The IBM group has shown that error-correcting code can be used to reliably read out data from a 200,000-cell phase-change memory array after a period of six months. "That's not gigabits, like flash, but it's impressive," says Eric Pop, professor of electrical engineering and computer sciences at the University of Illinois at Urbana-Champaign. "They're using a clever encoding scheme that seems to prolong the life and reliability of phase-change memory."

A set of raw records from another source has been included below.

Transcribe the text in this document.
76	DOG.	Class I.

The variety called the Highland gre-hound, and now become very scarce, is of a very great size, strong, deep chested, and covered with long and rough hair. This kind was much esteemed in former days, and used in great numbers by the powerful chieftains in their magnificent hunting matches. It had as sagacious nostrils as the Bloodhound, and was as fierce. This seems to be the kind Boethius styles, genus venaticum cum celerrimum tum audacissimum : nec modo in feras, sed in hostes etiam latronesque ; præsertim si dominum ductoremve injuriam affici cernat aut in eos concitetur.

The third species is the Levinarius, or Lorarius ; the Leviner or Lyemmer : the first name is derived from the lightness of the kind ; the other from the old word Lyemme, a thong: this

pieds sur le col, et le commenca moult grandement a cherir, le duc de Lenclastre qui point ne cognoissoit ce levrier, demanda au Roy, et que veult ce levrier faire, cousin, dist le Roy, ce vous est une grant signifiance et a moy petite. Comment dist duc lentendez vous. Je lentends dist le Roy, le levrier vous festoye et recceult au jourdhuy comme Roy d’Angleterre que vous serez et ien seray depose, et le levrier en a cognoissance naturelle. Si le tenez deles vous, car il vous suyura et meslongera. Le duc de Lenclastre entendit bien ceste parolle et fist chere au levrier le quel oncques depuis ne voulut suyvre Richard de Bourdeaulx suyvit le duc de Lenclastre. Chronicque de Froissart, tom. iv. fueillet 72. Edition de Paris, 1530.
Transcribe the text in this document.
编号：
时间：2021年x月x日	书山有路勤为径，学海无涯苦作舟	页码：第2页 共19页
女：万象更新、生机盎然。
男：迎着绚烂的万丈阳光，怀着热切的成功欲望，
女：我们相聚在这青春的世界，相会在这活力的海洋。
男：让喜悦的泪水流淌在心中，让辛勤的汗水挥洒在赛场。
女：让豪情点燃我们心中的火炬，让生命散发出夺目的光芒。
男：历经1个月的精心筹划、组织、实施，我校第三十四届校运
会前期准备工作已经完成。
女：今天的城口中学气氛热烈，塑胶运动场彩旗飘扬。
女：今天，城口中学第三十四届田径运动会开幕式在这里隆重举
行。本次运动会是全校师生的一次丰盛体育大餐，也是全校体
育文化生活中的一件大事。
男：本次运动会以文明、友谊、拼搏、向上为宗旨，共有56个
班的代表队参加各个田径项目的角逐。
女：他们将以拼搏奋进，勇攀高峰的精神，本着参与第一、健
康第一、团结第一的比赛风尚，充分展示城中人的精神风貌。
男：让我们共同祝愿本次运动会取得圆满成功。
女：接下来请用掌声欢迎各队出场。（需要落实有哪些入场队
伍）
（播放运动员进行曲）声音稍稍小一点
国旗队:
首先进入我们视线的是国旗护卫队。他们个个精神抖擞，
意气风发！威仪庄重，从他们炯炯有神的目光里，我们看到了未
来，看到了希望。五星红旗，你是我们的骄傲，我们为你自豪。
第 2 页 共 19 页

For commercial products, that reliability timescale needs to come up to 10 years, says Victor Zhirnov, director of special projects at the Semiconductor Research Corporation. IBM says it can get there. "Electrical drift in these materials is mostly problematic in the first microseconds and minutes after programming," says Harris Pozidis, manager of memory and probe technologies at IBM Research in Zurich. The problem of drift can be statistically accounted for in the IBM coding scheme over whatever timeframe is necessary, says Pozidis, because it occurs at a known rate.

But phase-change memory won't be broadly adapted until power consumption can be checked, says Zhirnov. It still takes much too much energy to flip the bits in these arrays. That's due to the way the electrodes are designed, and many researchers are working on the problem. This spring, Pop's group at the University of Illinois demonstrated storage arrays that use carbon nanotubes to encode phase-change memory cells with 100 times less power.